I had a liver transplant in 2006. For the rest of my life, my body's immune system will consider my transplanted liver to be "foreign tissue" and will turn its weaponry against it as it would against an invading virus or bacteria. Of course, as opposed to a virus, I actually want to keep my new liver and so I must take immunosuppressants. I owe my life to these medications.
I've had a pretty challenging health history. Along with that transplant, I've dealt with a number of other diseases, surgeries, and hospitalizations. When COVID-19 came along, I didn't need to be told twice to be careful. Although I am only 57, it's unlikely I would fare well if I became infected with the virus. Social distancing and mask wearing became the order of my days. My house, my wife, my two cats, curbside shopping, and Zoom have comprised most of my world for the past year.
But about 9 months ago, hope began to appear on the horizon: The coming vaccine. My wife Tamara and I had theoretical conversations echoed in households throughout the world: "Let's hold tight for a while longer. We can do it. The vaccine is coming!" The vaccine equaled the possibility of our world opening up again, not to mention the vanquishing of dread that came with every dry cough or slight fever.
The vaccines finally came. By December they were being administered in my home state of Oregon, and the data indicated good efficacy. That's all I needed to hear. Medical science had already saved my life on more than one occasion. I was ready, willing, and eager, with no hesitation whatsoever.
Well, okay, I'm leaving out one part of the story. I did wonder about the immunosuppressant medications that I take every day: If the vaccine works by provoking an immune response that produces immunity to COVID-19 ... would the immunosuppressant drugs somehow prevent that immune response from happening?
Well, since the trials to develop the vaccines did not study folks like me or the almost 11 million other people in the U.S. who take immunosuppressant medications, I decided I would just have to get the vaccine to find out.
I got my first Moderna vaccine in late winter.
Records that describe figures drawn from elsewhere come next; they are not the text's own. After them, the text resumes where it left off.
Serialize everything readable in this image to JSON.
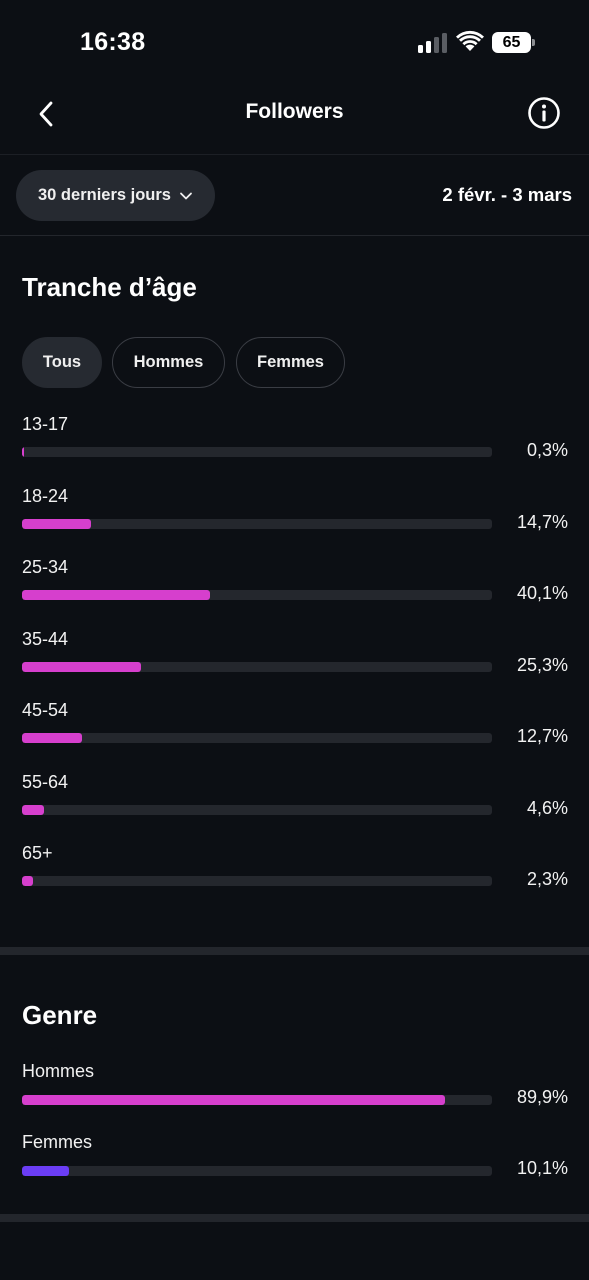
{
  "status_bar": {
    "time": "16:38",
    "battery": "65",
    "signal_bars_active": 2,
    "signal_bars_total": 4
  },
  "nav": {
    "back_icon": "chevron-left-icon",
    "title": "Followers",
    "info_icon": "info-circle-icon"
  },
  "filter": {
    "range_label": "30 derniers jours",
    "range_icon": "chevron-down-icon",
    "date_range": "2 févr. - 3 mars"
  },
  "age": {
    "title": "Tranche d’âge",
    "segments": [
      {
        "label": "Tous",
        "active": true
      },
      {
        "label": "Hommes",
        "active": false
      },
      {
        "label": "Femmes",
        "active": false
      }
    ],
    "rows": [
      {
        "label": "13-17",
        "percent_text": "0,3%",
        "value": 0.3
      },
      {
        "label": "18-24",
        "percent_text": "14,7%",
        "value": 14.7
      },
      {
        "label": "25-34",
        "percent_text": "40,1%",
        "value": 40.1
      },
      {
        "label": "35-44",
        "percent_text": "25,3%",
        "value": 25.3
      },
      {
        "label": "45-54",
        "percent_text": "12,7%",
        "value": 12.7
      },
      {
        "label": "55-64",
        "percent_text": "4,6%",
        "value": 4.6
      },
      {
        "label": "65+",
        "percent_text": "2,3%",
        "value": 2.3
      }
    ],
    "bar_color": "#d63fcd"
  },
  "genre": {
    "title": "Genre",
    "rows": [
      {
        "label": "Hommes",
        "percent_text": "89,9%",
        "value": 89.9,
        "color": "#d63fcd"
      },
      {
        "label": "Femmes",
        "percent_text": "10,1%",
        "value": 10.1,
        "color": "#6b3df5"
      }
    ]
  },
  "colors": {
    "background": "#0c0f14",
    "track": "#24272d",
    "pill": "#262a31"
  }
}
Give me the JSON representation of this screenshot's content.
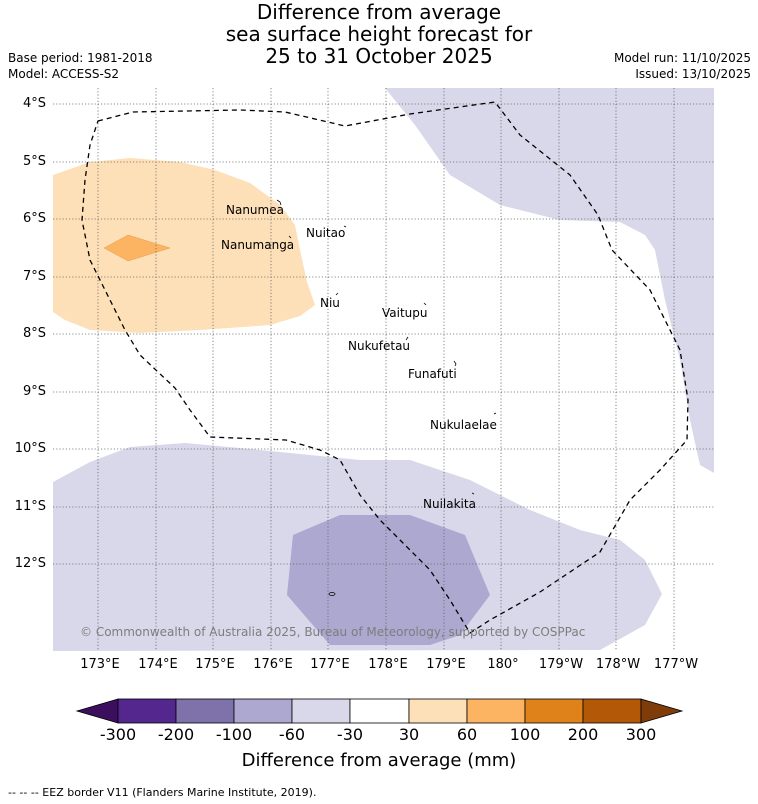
{
  "title": {
    "line1": "Difference from average",
    "line2": "sea surface height forecast for",
    "line3": "25 to 31 October 2025"
  },
  "meta": {
    "base_period": "Base period: 1981-2018",
    "model": "Model: ACCESS-S2",
    "model_run": "Model run: 11/10/2025",
    "issued": "Issued: 13/10/2025"
  },
  "axes": {
    "lat_labels": [
      "4°S",
      "5°S",
      "6°S",
      "7°S",
      "8°S",
      "9°S",
      "10°S",
      "11°S",
      "12°S"
    ],
    "lon_labels": [
      "173°E",
      "174°E",
      "175°E",
      "176°E",
      "177°E",
      "178°E",
      "179°E",
      "180°",
      "179°W",
      "178°W",
      "177°W"
    ]
  },
  "places": [
    "Nanumea",
    "Nuitao",
    "Nanumanga",
    "Niu",
    "Vaitupu",
    "Nukufetau",
    "Funafuti",
    "Nukulaelae",
    "Nuilakita"
  ],
  "copyright": "© Commonwealth of Australia 2025, Bureau of Meteorology, supported by COSPPac",
  "colorbar": {
    "ticks": [
      "-300",
      "-200",
      "-100",
      "-60",
      "-30",
      "30",
      "60",
      "100",
      "200",
      "300"
    ],
    "colors": [
      "#3b0f5e",
      "#54278f",
      "#7f72ab",
      "#aca8d0",
      "#d8d8ea",
      "#ffffff",
      "#fde0b7",
      "#fcb462",
      "#e0821a",
      "#b35806",
      "#7f3b08"
    ],
    "title": "Difference from average (mm)"
  },
  "footer": "--  --  -- EEZ border V11 (Flanders Marine Institute, 2019)."
}
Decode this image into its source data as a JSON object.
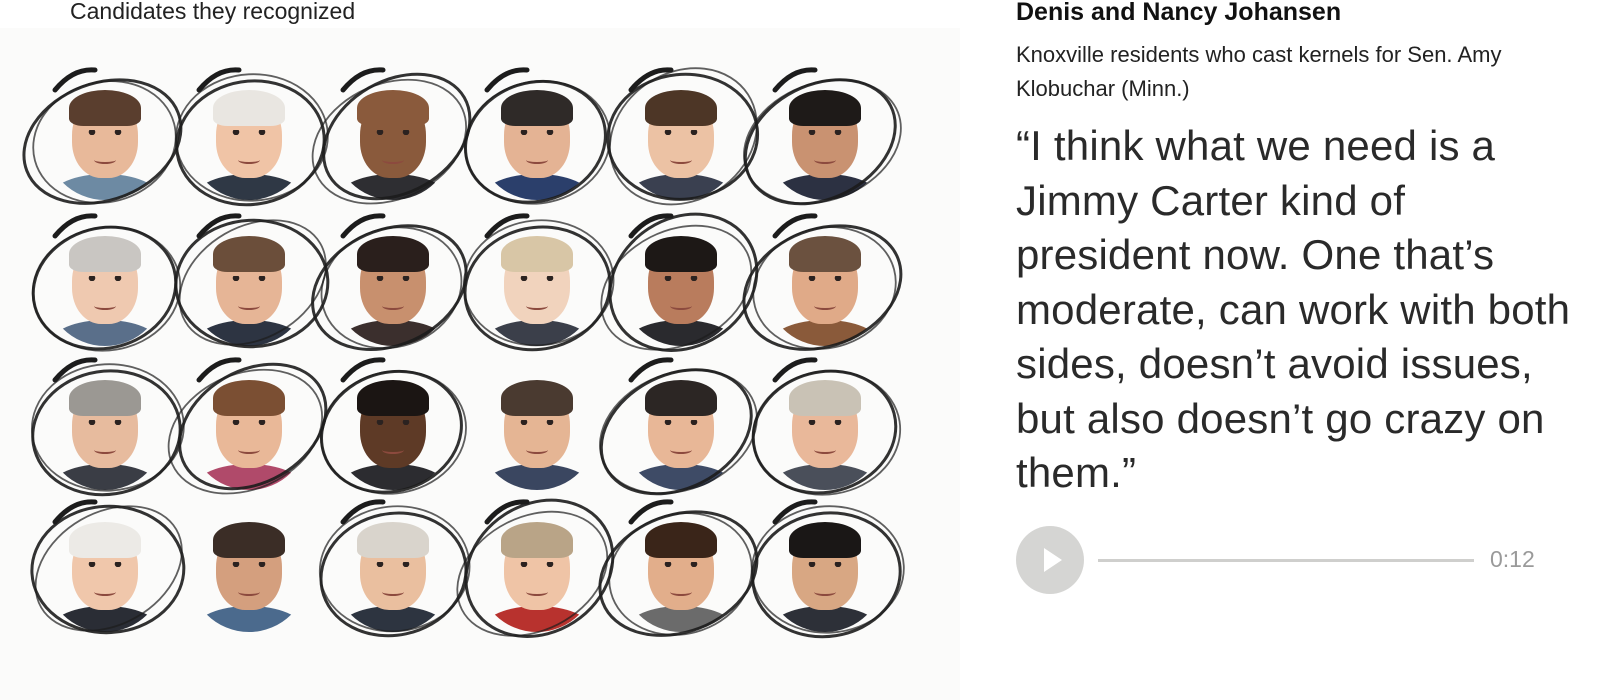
{
  "grid_caption": "Candidates they recognized",
  "voter": {
    "name": "Denis and Nancy Johansen",
    "description": "Knoxville residents who cast kernels for Sen. Amy Klobuchar (Minn.)",
    "quote": "“I think what we need is a Jimmy Carter kind of president now. One that’s moderate, can work with both sides, doesn’t avoid issues, but also doesn’t go crazy on them.”"
  },
  "audio": {
    "duration": "0:12",
    "progress": 0,
    "play_icon": "play-icon"
  },
  "portraits": [
    {
      "skin": "#e8b99a",
      "hair": "#5a3e2e",
      "shirt": "#6d8aa3",
      "circled": true
    },
    {
      "skin": "#f0c4a6",
      "hair": "#e9e6e1",
      "shirt": "#2f3845",
      "circled": true
    },
    {
      "skin": "#8a5a3c",
      "hair": "#8a5a3c",
      "shirt": "#2e2e32",
      "circled": true
    },
    {
      "skin": "#e4b394",
      "hair": "#2f2a28",
      "shirt": "#2b3f6b",
      "circled": true
    },
    {
      "skin": "#ecc2a4",
      "hair": "#4d3626",
      "shirt": "#3a4050",
      "circled": true
    },
    {
      "skin": "#c99271",
      "hair": "#1e1a18",
      "shirt": "#2c3142",
      "circled": true
    },
    {
      "skin": "#efc9b0",
      "hair": "#c9c6c2",
      "shirt": "#5a6f8a",
      "circled": true
    },
    {
      "skin": "#e6b596",
      "hair": "#6b4e3a",
      "shirt": "#2d3442",
      "circled": true
    },
    {
      "skin": "#c8906e",
      "hair": "#2a1f1c",
      "shirt": "#3b2f2d",
      "circled": true
    },
    {
      "skin": "#f1d3bd",
      "hair": "#d8c6a6",
      "shirt": "#3b3f4a",
      "circled": true
    },
    {
      "skin": "#b97c5d",
      "hair": "#1d1816",
      "shirt": "#2a2a2e",
      "circled": true
    },
    {
      "skin": "#e0aa88",
      "hair": "#6b513f",
      "shirt": "#8a5a3a",
      "circled": true
    },
    {
      "skin": "#e7bb9e",
      "hair": "#9b9893",
      "shirt": "#3a3d45",
      "circled": true
    },
    {
      "skin": "#e9b898",
      "hair": "#7b4f33",
      "shirt": "#b04a6a",
      "circled": true
    },
    {
      "skin": "#5e3a26",
      "hair": "#1b1513",
      "shirt": "#2c2c30",
      "circled": true
    },
    {
      "skin": "#e5b594",
      "hair": "#4a3a30",
      "shirt": "#3a4660",
      "circled": false
    },
    {
      "skin": "#e8b797",
      "hair": "#2c2624",
      "shirt": "#3e4b66",
      "circled": true
    },
    {
      "skin": "#e9b89a",
      "hair": "#c9c2b5",
      "shirt": "#4a4f5a",
      "circled": true
    },
    {
      "skin": "#f0c7ab",
      "hair": "#eceae6",
      "shirt": "#2a2d35",
      "circled": true
    },
    {
      "skin": "#d49f7e",
      "hair": "#3b2d26",
      "shirt": "#4b6a8d",
      "circled": false
    },
    {
      "skin": "#eabf9f",
      "hair": "#d9d4cc",
      "shirt": "#2d3440",
      "circled": true
    },
    {
      "skin": "#efc4a6",
      "hair": "#b9a487",
      "shirt": "#b8322e",
      "circled": true
    },
    {
      "skin": "#e2ae8b",
      "hair": "#3a2519",
      "shirt": "#6b6b6b",
      "circled": true
    },
    {
      "skin": "#d8a783",
      "hair": "#1a1716",
      "shirt": "#2d3038",
      "circled": true
    }
  ]
}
I waited, content with my wife, my cats, and Zoom as my second vaccine appointment approached. As I waited, the hammer fell: A team of doctors at Johns Hopkins Medical School released a study of transplant recipients who had received their first COVID-19 vaccine. The transplant recipients were, of course, all taking immunosuppressants.
Through a blood test, the study examined the level of detectable antibodies found in the transplant patients after the first vaccine. It had already been established for the much larger immunosuppressant-free population that, after the first vaccine, 100% possessed the antibodies. However, disturbingly, the Hopkins study found that only 17% of the subjects possessed COVID-19 antibodies.
"Uh-oh." A dread-filled, big-time "uh-oh." I contacted the Hopkins team, enrolled in the study and got an antibody blood test after my first dose that, sure enough, reported back: "No detectable antibodies."
The latest study results investigating the response in immunosuppressed transplant patients after their second vaccine doses found that 54% produced antibodies. While better than with a single dose, the results are not altogether encouraging.
After a recent infusion of rituximab, which has also been linked to poor antibody responses, I'm holding off on my second dose for now, but plan to take another run at the vaccine.
What does this all mean? The picture is not entirely clear. More studies are needed, more data must be accumulated. But, the bottom line is this: The COVID-19 vaccines may not work -- or may work quite imperfectly -- for people who take immunosuppressant drugs. This includes people being treated for so many autoimmune diseases.
For me -- and possibly millions of others -- it means our worlds may not open up as soon as we thought they might. It also means something potentially much more serious: After being vaccinated, we might imagine ourselves to possess immunity to COVID-19 when we may possess little or no immunity at all. The consequences of such a situation are obvious.
So far, I am not aware that the CDC or other major health organizations have issued alerts to folks like me on immunosuppressants. This needs to happen as soon as possible. Lives are at stake. This is science in action. New evidence is rolling in and the responsible agencies should be responsive. It is bad enough to have to remain in my burrow when I had so hoped to be able to escape. It would be far worse to contract COVID-19 due to a simple lack of information.
David Goldstein is a former SAT instructor and a transplant patient now on disability.